CREATE TABLE export_americas ORGANIZATION EXTERNAL ( TYPE oracle_datapump DEFAULT DIRECTORY expdir LOCATION('americas1.dmp', 'americas2.dmp') ) PARALLEL 2 AS SELECT a.cust_first_name first_name, a.cust_last_name last_name, a.cust_gender gender, a.cust_year_of_birth birth, a.cust_email email, a.cust_postal_code postal_code, b.country_name country FROM customers a, countries b WHERE a.country_id=b.country_id AND b.country_region='Americas' ORDER BY a.country_id, a.cust_postal_code;
You can check the content of the output data files before copying them to Hadoop. The previous CREATE TABLE
statement created an external table named EXPORT_AMERICAS
, which you can describe and query the same as any other table.
The DESCRIBE
statement shows the selection of columns and the modified names:
SQL> DESCRIBE export_americas;
Name Null? Type
------------------------- -------- -----------------
FIRST_NAME NOT NULL VARCHAR2(20)
LAST_NAME NOT NULL VARCHAR2(40)
GENDER NOT NULL CHAR(1)
BIRTH NOT NULL NUMBER(4)
EMAIL VARCHAR2(50)
POSTAL_CODE NOT NULL VARCHAR2(10)
COUNTRY NOT NULL VARCHAR2(40)
A SELECT
statement like the following shows a sample of the data:
SELECT first_name, last_name, gender, birth, country FROM export_americas WHERE birth > 1985 ORDER BY last_name FETCH FIRST 5 ROWS ONLY;
FIRST_NAME LAST_NAME GENDER BIRTH COUNTRY --------------- -------------------- ------ ---------- ------------------------ Opal Aaron M 1990 United States of America KaKit Abeles M 1986 United States of America Mitchel Alambarati M 1987 Canada Jade Anderson M 1986 United States of America Roderica Austin M 1986 United States of America
The following commands list the files in the local expdir
directory, create a Hadoop subdirectory named customers
, and copy the files to it. The user is connected to Oracle Big Data Appliance as the oracle
file system user.
$ cd /expdir $ ls americas*.dmp americas1.dmp americas2.dmp $ hadoop fs -mkdir customers $ hadoop fs -put *.dmp customers $ hadoop fs -ls customers Found 2 items -rw-r--r-- 1 oracle oracle 798720 2014-10-13 17:04 customers/americas1.dmp -rw-r--r-- 1 oracle oracle 954368 2014-10-13 17:04 customers/americas2.dmp
This HiveQL statement creates an external table using the Copy to BDA SerDes. The LOCATION
clause identifies the full path to the Hadoop directory containing the Data Pump files:
CREATE EXTERNAL TABLE customers ROW FORMAT SERDE 'oracle.hadoop.hive.datapump.DPSerDe' STORED AS INPUTFORMAT 'oracle.hadoop.hive.datapump.DPInputFormat' OUTPUTFORMAT 'org.apache.hadoop.hive.ql.io.HiveIgnoreKeyTextOutputFormat' LOCATION '/user/oracle/customers';
The DESCRIBE
command shows the columns of the CUSTOMERS
external table.
hive> DESCRIBE customers;
OK
first_name varchar(20) from deserializer
last_name varchar(40) from deserializer
gender char(1) from deserializer
birth int from deserializer
email varchar(50) from deserializer
postal_code varchar(10) from deserializer
country varchar(40) from deserializer
The following HiveQL SELECT
statement shows the same data as the SQL SELECT
statement from Oracle Database shown in "Verifying the Contents of the Data Files". The two queries access copies of the same Data Pump files.

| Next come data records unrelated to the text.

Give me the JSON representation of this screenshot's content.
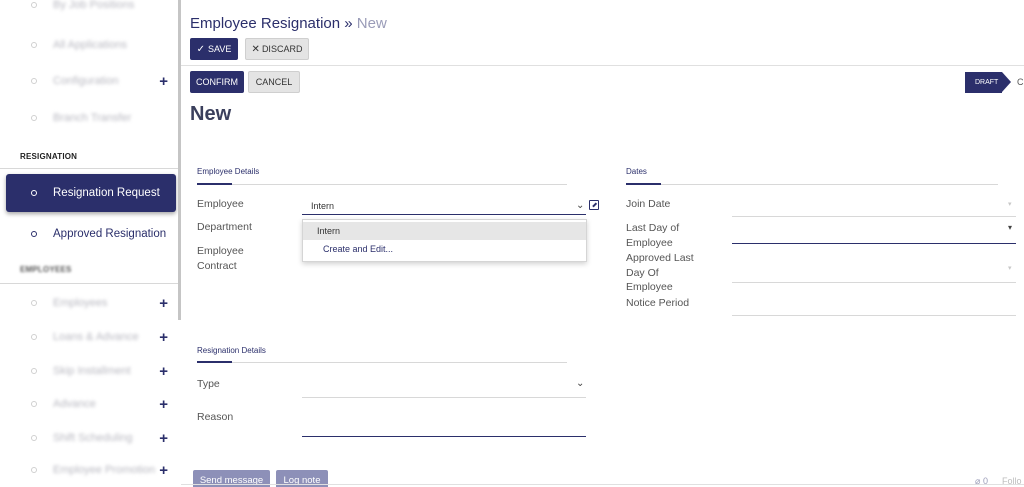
{
  "sidebar": {
    "top_items": [
      {
        "label": "By Job Positions",
        "has_plus": false
      },
      {
        "label": "All Applications",
        "has_plus": false
      },
      {
        "label": "Configuration",
        "has_plus": true
      },
      {
        "label": "Branch Transfer",
        "has_plus": false
      }
    ],
    "resignation_section": "RESIGNATION",
    "resignation_items": [
      {
        "label": "Resignation Request",
        "active": true
      },
      {
        "label": "Approved Resignation",
        "active": false
      }
    ],
    "employees_section": "EMPLOYEES",
    "employee_items": [
      {
        "label": "Employees",
        "has_plus": true
      },
      {
        "label": "Loans & Advance",
        "has_plus": true
      },
      {
        "label": "Skip Installment",
        "has_plus": true
      },
      {
        "label": "Advance",
        "has_plus": true
      },
      {
        "label": "Shift Scheduling",
        "has_plus": true
      },
      {
        "label": "Employee Promotion",
        "has_plus": true
      }
    ],
    "plus_symbol": "+"
  },
  "breadcrumb": {
    "parent": "Employee Resignation",
    "separator": "»",
    "current": "New"
  },
  "toolbar": {
    "save_icon": "✓",
    "save_label": "SAVE",
    "discard_icon": "✕",
    "discard_label": "DISCARD"
  },
  "statusbar": {
    "confirm_label": "CONFIRM",
    "cancel_label": "CANCEL",
    "draft_label": "DRAFT",
    "next_stage_glimpse": "C"
  },
  "record_title": "New",
  "employee_details": {
    "group_title": "Employee Details",
    "employee_label": "Employee",
    "employee_value": "Intern",
    "department_label": "Department",
    "contract_label_1": "Employee",
    "contract_label_2": "Contract"
  },
  "dropdown": {
    "items": [
      "Intern"
    ],
    "create_edit_label": "Create and Edit..."
  },
  "dates": {
    "group_title": "Dates",
    "join_date_label": "Join Date",
    "last_day_label_1": "Last Day of",
    "last_day_label_2": "Employee",
    "approved_label_1": "Approved Last",
    "approved_label_2": "Day Of",
    "approved_label_3": "Employee",
    "notice_period_label": "Notice Period"
  },
  "resignation_details": {
    "group_title": "Resignation Details",
    "type_label": "Type",
    "reason_label": "Reason"
  },
  "chatter": {
    "send_message_label": "Send message",
    "log_note_label": "Log note",
    "attachment_count": "0",
    "follow_label": "Follo"
  },
  "colors": {
    "accent": "#2b2f6b",
    "chatter_button": "#8d90b8"
  }
}
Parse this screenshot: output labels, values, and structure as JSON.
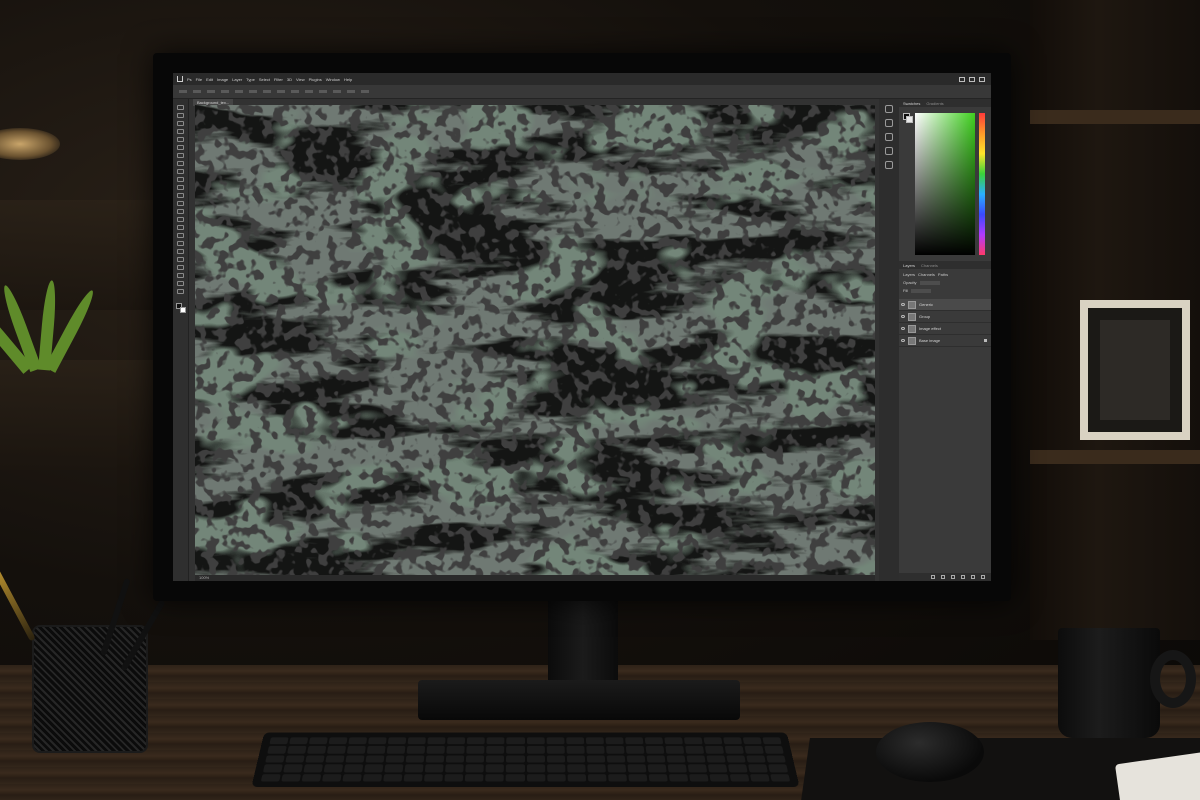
{
  "app": {
    "menus": [
      "Ps",
      "File",
      "Edit",
      "Image",
      "Layer",
      "Type",
      "Select",
      "Filter",
      "3D",
      "View",
      "Plugins",
      "Window",
      "Help"
    ],
    "document_tab": "Background_tex..."
  },
  "canvas": {
    "status": "100%"
  },
  "panels": {
    "color": {
      "tabs": [
        "Swatches",
        "Gradients"
      ],
      "accent": "#3fd01f"
    },
    "layers": {
      "tabs": [
        "Layers",
        "Channels"
      ],
      "subtabs": [
        "Layers",
        "Channels",
        "Paths"
      ],
      "options": [
        "Opacity",
        "Fill"
      ],
      "items": [
        {
          "name": "Generic",
          "locked": false,
          "selected": true
        },
        {
          "name": "Group",
          "locked": false,
          "selected": false
        },
        {
          "name": "Image effect",
          "locked": false,
          "selected": false
        },
        {
          "name": "Base image",
          "locked": true,
          "selected": false
        }
      ]
    }
  },
  "colors": {
    "canvas_dark": "#1a1c1a",
    "moss_green": "#2c3a2e",
    "ui_gray": "#323232"
  }
}
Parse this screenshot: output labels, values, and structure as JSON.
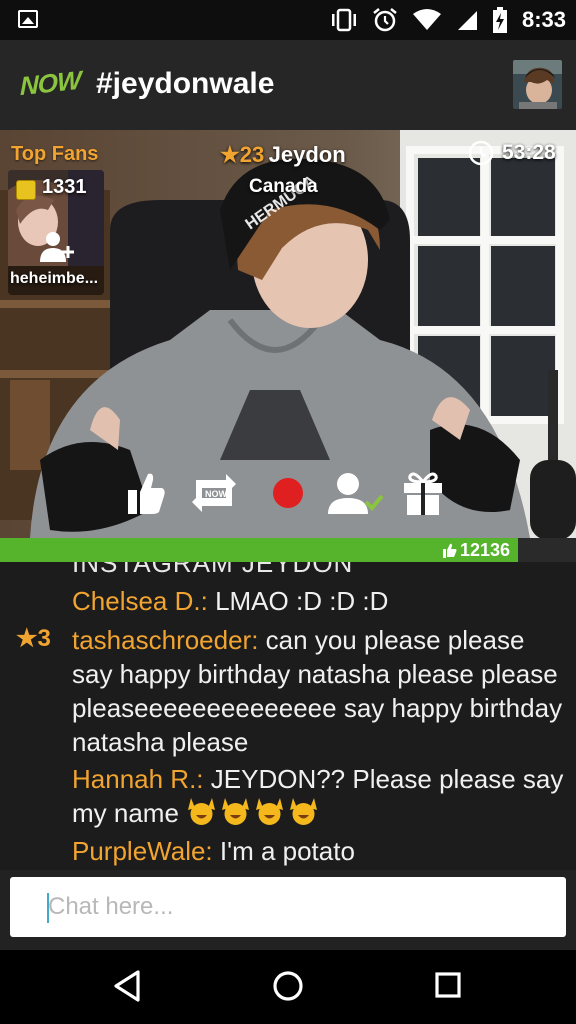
{
  "status_bar": {
    "time": "8:33",
    "icons": [
      "gallery-icon",
      "vibrate-icon",
      "alarm-icon",
      "wifi-icon",
      "signal-icon",
      "battery-charging-icon"
    ]
  },
  "app_bar": {
    "logo": "NOW",
    "title": "#jeydonwale"
  },
  "broadcast": {
    "top_fans_label": "Top Fans",
    "top_fan": {
      "coins": "1331",
      "name": "heheimbe..."
    },
    "host": {
      "rank": "★23",
      "name": "Jeydon",
      "country": "Canada"
    },
    "duration": "53:28",
    "controls": [
      "like-button",
      "share-button",
      "record-button",
      "follow-button",
      "gift-button"
    ],
    "likes": "12136",
    "likes_progress": 0.9
  },
  "chat": {
    "cut_line": "INSTAGRAM JEYDON",
    "messages": [
      {
        "rank": "",
        "user": "Chelsea D.:",
        "text": " LMAO :D :D :D"
      },
      {
        "rank": "★3",
        "user": "tashaschroeder:",
        "text": " can you please please say happy birthday natasha please please pleaseeeeeeeeeeeeee say happy birthday natasha please"
      },
      {
        "rank": "",
        "user": "Hannah R.:",
        "text": " JEYDON?? Please please say my name"
      },
      {
        "rank": "",
        "user": "PurpleWale:",
        "text": " I'm a potato"
      }
    ],
    "emoji_count": 4,
    "input_placeholder": "Chat here..."
  },
  "colors": {
    "accent_orange": "#f2a431",
    "brand_green": "#8bc53f",
    "likes_green": "#55b42b",
    "record_red": "#e02020"
  }
}
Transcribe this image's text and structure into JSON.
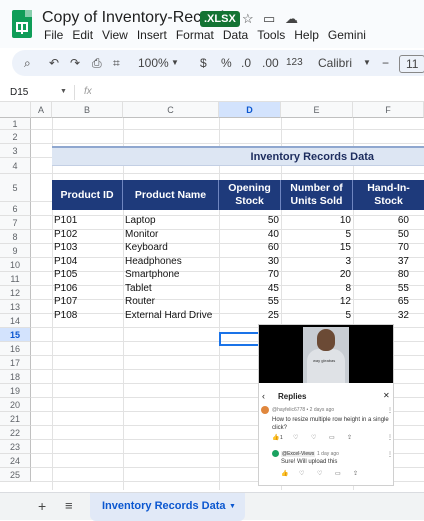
{
  "app": {
    "title": "Copy of Inventory-Record",
    "badge": ".XLSX",
    "menu": [
      "File",
      "Edit",
      "View",
      "Insert",
      "Format",
      "Data",
      "Tools",
      "Help",
      "Gemini"
    ]
  },
  "toolbar": {
    "zoom": "100%",
    "currency": "$",
    "percent": "%",
    "dec_decrease": ".0",
    "dec_increase": ".00",
    "number_format": "123",
    "font": "Calibri",
    "font_size": "11"
  },
  "formula_bar": {
    "cell_ref": "D15",
    "fx": "fx",
    "value": ""
  },
  "columns": [
    "A",
    "B",
    "C",
    "D",
    "E",
    "F"
  ],
  "rows": [
    "1",
    "2",
    "3",
    "4",
    "5",
    "6",
    "7",
    "8",
    "9",
    "10",
    "11",
    "12",
    "13",
    "14",
    "15",
    "16",
    "17",
    "18",
    "19",
    "20",
    "21",
    "22",
    "23",
    "24",
    "25"
  ],
  "sheet": {
    "banner": "Inventory Records Data",
    "headers": [
      "Product ID",
      "Product Name",
      "Opening Stock",
      "Number of Units Sold",
      "Hand-In-Stock"
    ],
    "data": [
      [
        "P101",
        "Laptop",
        "50",
        "10",
        "60"
      ],
      [
        "P102",
        "Monitor",
        "40",
        "5",
        "50"
      ],
      [
        "P103",
        "Keyboard",
        "60",
        "15",
        "70"
      ],
      [
        "P104",
        "Headphones",
        "30",
        "3",
        "37"
      ],
      [
        "P105",
        "Smartphone",
        "70",
        "20",
        "80"
      ],
      [
        "P106",
        "Tablet",
        "45",
        "8",
        "55"
      ],
      [
        "P107",
        "Router",
        "55",
        "12",
        "65"
      ],
      [
        "P108",
        "External Hard Drive",
        "25",
        "5",
        "32"
      ]
    ]
  },
  "video": {
    "caption": "way gleabas",
    "replies_title": "Replies",
    "comment_user": "@hayfelic6778 • 2 days ago",
    "comment_text_1": "How to resize multiple  row height in a single",
    "comment_text_2": "click?",
    "comment_likes": "1",
    "reply_user": "@Excel-Views",
    "reply_time": "1 day ago",
    "reply_text": "Sure! Will upload this"
  },
  "bottom": {
    "add": "+",
    "menu": "≡",
    "tab": "Inventory Records Data"
  },
  "colors": {
    "header_fill": "#1e3a7b",
    "banner_fill": "#dde6f3",
    "badge": "#137333",
    "tab": "#0b57d0"
  }
}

SELECT first_name, last_name, gender, birth, country FROM customers WHERE birth > 1985 ORDER BY last_name LIMIT 5; Total MapReduce jobs = 1 Launching Job 1 out of 1 . . . OK Opal Aaron M 1990 United States of America KaKit Abeles M 1986 United States of America Mitchel Alambarati M 1987 Canada Jade Anderson M 1986 United States of America Roderica Austin M 1986 United States of America
To copy TIMESTAMPTZ
and TIMESTAMPLTZ
data to Hive, cast the columns to TIMESTAMP
when exporting them to the Data Pump files. Hive does not have a data type that supports time zones or time offsets.